Meet a Member: Karen Ramsey

Meet Karen Ramsey, co-founder of Food Cycle KC. We sat down with Karen in September to talk about her journey to launch a curbside compost collection business alongside her husband with a focus on supporting community and local agriculture.

In 2019, Karen Ramsey was looking for a change after 20 years in a corporate career.

“I had an opportunity to take a step back and think about what I wanted to do with the rest of my career. My corporate job was challenging and exciting, but after a while, I felt like I was neglecting a side of myself – the side of me that wanted to do something serving the community,” says Ramsey.

With a passion for environmental issues, Ramsey set out to learn everything she could about the current landscape of sustainability efforts and environmentalism in Kansas City. She completed her LEED Green Associate certification, and her research ultimately led her to volunteer on the planning committee for Climate Action KC’s Climate Summit in late 2019.

It was there where the idea for Food Cycle KC, the curbside compost collection company that Ramsey has since co-founded with her husband, Alan Staples, was born.

“I invited my husband to hear the summit’s keynote speaker, which was Paul Hawken, an author and the editor of Drawdown, and Paul’s presentation was all about solutions we already have today that we can implement at a larger scale to help reduce greenhouse gases. Number three on his list was to reduce food waste. Learning that was shocking for Alan and me – a wake-up call, really. It was after that we decided we wanted to do composting and try and make even a small difference.”

Two years later, the couple has turned their desire to make a small difference into a successful business with an aim to support the food cycle full circle. Serving the Kansas side of the metropolitan area, Food Cycle KC now employs six additional part-time employees and processes all the organics and food scraps it collects from customers into compost on a farm property that Ramsey and Staples own in Eudora, Kansas. They provide a portion of the compost back to their customers for use in home gardens. The rest they provide to local community and school gardens.

“We’ve both had really rewarding experiences volunteering with community gardens in the past, and we want to make sure we’re supporting that aspect of the food cycle. We live in Johnson County where approximately 9 percent of the population experiences food insecurity. It’s something most people don’t see. Taking that food waste we collect and turning that into a resource to combat food insecurity is pretty amazing, I think.”
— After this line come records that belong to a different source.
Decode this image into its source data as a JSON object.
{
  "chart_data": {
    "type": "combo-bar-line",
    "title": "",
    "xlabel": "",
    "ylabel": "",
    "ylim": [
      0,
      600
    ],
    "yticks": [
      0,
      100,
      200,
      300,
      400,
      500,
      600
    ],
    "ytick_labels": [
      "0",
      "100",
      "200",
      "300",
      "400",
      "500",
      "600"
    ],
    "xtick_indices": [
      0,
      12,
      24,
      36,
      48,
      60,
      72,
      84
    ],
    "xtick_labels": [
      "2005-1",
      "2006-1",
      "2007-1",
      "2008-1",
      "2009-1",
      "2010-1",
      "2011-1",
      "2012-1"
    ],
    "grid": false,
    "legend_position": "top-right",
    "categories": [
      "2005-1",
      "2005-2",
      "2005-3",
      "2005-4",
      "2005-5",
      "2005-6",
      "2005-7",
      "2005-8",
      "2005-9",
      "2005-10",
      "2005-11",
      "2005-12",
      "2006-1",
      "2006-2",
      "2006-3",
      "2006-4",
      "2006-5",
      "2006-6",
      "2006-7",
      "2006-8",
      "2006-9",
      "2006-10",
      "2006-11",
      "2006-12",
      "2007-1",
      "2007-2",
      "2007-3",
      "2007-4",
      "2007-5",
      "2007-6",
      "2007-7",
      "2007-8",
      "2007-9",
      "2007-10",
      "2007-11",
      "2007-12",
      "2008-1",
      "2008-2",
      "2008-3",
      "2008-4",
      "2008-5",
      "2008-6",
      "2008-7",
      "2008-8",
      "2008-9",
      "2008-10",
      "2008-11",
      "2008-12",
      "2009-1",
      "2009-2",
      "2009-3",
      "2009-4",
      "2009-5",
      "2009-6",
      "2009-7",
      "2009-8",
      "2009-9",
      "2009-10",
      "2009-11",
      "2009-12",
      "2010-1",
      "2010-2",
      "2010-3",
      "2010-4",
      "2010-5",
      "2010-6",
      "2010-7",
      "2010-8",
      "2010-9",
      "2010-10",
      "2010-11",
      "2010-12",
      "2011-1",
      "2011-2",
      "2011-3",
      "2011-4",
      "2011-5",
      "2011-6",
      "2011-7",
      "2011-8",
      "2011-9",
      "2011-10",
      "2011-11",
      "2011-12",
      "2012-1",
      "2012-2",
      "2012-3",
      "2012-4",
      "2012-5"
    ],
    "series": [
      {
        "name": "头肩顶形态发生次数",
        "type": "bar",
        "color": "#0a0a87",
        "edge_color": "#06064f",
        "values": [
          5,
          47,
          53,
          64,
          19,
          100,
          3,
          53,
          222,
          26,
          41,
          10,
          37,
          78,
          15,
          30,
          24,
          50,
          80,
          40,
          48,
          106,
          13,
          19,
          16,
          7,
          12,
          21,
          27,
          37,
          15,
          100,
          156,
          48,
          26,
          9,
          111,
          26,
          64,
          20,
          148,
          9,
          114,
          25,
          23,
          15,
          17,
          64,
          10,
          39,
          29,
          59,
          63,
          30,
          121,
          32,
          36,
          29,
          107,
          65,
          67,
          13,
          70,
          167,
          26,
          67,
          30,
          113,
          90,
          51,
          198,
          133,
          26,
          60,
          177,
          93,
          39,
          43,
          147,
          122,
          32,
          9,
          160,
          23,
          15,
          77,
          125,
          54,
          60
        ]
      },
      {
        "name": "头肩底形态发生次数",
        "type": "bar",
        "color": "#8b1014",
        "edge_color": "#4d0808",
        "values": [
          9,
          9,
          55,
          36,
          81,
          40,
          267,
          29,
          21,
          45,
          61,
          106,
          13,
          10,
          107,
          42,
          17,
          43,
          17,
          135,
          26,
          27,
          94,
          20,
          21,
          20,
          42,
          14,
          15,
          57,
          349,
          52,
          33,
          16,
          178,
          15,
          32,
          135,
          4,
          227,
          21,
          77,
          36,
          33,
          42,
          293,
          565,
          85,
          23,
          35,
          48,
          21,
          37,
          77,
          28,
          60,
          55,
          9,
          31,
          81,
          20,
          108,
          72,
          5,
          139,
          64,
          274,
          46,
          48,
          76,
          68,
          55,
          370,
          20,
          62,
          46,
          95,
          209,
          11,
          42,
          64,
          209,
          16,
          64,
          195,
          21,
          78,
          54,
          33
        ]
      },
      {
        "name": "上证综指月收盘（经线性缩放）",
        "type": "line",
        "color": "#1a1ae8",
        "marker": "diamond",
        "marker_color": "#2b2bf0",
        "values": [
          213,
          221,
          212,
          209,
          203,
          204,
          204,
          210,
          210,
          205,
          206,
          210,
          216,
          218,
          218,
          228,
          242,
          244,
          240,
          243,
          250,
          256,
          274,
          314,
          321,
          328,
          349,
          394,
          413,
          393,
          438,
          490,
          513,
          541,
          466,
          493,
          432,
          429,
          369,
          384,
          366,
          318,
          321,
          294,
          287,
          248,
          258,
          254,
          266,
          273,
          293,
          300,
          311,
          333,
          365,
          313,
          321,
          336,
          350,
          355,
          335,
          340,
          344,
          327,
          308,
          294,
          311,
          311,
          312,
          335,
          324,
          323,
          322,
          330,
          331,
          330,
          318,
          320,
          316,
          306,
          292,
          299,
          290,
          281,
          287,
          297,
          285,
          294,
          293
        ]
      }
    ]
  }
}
Ramsey says they’ve been particularly excited to connect with the Giving Garden, a community garden in their own city of Eudora, and have been working with the KC Farm School at Gibbs Road to explore opportunities for efficiently getting more compost to more local community gardens.

Their own operations are expanding as well, and Ramsey says, they are always looking for ways to further their mission of helping the environment and the community.

This past spring, they planted their first Giving Grove of fruit trees whose produce they hope to eventually donate to local food pantries.

They were also recently awarded a grant from the Kansas Department of Health and Environment to install solar power on their farm that will be used to operate a water pump. The pump will move rainwater they collect off an onsite building onto their compost pile whenever more moisture is needed. They’re also working on improvements that will allow them to reuse more water during their bucket-washing process and conserve potable water.

When asked what the single biggest challenge has been started a new business, Ramsey says it’s the same kind of thing that a lot of other small businesses deal with.

“We’re growing. We have a lot of interest, which is fantastic, but then it’s just trying to keep up with that. How quickly you grow – and being able to keep up with that – is never comfortable with any company. It’s finding that constant balance of growing while serving our current members and our community effectively.”